Sugestio has extensive procedures for selecting the most appropriate algorithm for each customer. During an offline evaluation phase, we examine historical consumption behavior, like purchase history or clicking behavior. If items have metadata such as tags or categories associated with them, we try to determine if this information can be used in the recommendation process.
Evaluation procedure
Consumption data is first sorted by timestamp. This ordered dataset is then split into a training set and a test set by selecting a time boundary. Records with a timestamp older than the time boundary are part of the training set. The test set consists of all consumption data with a timestamp after the time boundary. Subsequently, each recommendation algorithm has to predict the user behavior in the test set, based on the training set as input information. The generated suggestions are then evaluated based on commonly used metrics like precision, recall, F1 and root mean square error (RMSE).
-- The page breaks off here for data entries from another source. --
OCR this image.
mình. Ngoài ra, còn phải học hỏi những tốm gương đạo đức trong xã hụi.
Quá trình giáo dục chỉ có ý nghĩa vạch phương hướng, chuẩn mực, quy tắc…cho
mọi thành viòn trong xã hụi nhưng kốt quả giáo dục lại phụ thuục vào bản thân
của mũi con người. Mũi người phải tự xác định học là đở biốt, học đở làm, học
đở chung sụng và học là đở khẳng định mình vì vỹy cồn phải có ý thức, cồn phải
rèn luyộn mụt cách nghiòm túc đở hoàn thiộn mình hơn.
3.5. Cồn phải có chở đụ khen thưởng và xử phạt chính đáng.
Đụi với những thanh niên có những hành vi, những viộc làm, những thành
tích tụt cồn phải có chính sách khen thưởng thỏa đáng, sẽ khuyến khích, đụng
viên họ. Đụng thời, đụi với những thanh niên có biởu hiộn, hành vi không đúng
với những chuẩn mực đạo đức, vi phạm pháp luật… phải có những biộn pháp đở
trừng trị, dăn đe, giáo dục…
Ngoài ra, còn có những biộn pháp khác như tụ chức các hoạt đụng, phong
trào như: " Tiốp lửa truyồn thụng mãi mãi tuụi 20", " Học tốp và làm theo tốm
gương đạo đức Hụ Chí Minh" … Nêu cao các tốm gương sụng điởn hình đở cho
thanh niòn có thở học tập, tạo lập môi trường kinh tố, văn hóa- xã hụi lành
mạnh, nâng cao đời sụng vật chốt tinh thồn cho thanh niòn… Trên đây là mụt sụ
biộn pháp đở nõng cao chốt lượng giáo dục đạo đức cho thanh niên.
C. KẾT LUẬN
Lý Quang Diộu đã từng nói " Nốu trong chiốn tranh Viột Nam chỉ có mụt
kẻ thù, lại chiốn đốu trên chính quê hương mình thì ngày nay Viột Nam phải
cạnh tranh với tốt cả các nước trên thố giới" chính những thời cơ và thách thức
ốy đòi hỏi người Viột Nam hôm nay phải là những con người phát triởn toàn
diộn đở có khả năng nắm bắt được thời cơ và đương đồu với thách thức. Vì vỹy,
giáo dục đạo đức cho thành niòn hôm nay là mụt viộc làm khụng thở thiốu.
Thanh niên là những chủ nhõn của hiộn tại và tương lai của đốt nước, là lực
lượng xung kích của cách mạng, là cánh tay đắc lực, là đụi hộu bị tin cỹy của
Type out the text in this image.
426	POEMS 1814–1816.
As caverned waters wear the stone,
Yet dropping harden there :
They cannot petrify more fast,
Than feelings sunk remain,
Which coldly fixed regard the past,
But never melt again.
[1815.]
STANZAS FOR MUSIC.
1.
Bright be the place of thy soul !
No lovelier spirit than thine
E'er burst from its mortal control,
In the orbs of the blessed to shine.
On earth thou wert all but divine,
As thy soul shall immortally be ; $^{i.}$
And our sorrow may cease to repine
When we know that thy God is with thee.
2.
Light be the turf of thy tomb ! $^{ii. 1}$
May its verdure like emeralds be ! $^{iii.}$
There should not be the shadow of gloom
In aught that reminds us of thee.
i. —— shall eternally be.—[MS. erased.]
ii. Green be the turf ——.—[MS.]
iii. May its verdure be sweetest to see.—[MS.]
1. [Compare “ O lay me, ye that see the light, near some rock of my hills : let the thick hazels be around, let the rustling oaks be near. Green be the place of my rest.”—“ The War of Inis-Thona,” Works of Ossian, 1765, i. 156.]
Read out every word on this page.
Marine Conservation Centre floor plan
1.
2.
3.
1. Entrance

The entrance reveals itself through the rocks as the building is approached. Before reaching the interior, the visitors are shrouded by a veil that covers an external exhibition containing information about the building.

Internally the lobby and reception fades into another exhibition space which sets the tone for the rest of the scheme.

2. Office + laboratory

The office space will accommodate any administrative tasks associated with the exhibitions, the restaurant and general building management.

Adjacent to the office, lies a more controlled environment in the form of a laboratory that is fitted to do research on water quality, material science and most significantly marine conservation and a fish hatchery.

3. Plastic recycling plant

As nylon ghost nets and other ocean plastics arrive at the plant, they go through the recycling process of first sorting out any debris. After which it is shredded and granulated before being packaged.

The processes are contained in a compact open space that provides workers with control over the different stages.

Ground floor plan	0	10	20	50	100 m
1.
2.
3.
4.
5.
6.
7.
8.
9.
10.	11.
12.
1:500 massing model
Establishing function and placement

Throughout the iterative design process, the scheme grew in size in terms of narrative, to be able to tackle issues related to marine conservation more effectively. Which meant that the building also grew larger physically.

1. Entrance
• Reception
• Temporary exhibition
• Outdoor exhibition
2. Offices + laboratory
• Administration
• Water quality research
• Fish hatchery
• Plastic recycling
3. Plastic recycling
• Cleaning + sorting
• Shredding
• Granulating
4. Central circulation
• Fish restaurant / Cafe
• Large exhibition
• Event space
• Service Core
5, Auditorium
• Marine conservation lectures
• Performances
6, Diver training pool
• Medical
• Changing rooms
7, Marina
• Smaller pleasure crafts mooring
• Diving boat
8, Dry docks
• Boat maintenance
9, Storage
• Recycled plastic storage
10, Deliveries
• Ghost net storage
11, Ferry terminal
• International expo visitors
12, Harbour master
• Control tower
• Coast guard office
Finally, we compare the performance of the different algorithms and select the optimal solution.
Cold start problems
New websites or applications don’t have a lot of historical data to work with, leading to unreliable results when applying this standard evaluation procedure. The Sugestio team has a background in recommendation research and has worked with publicly available datasets such as Netflix, Movielens, Jester and Bookcrossing. From our experience with these datasets and from projected user behavior, we can make an educated guess as to which algorithms will perform well. When sufficient data has been collected, the standard evaluation procedures can be applied.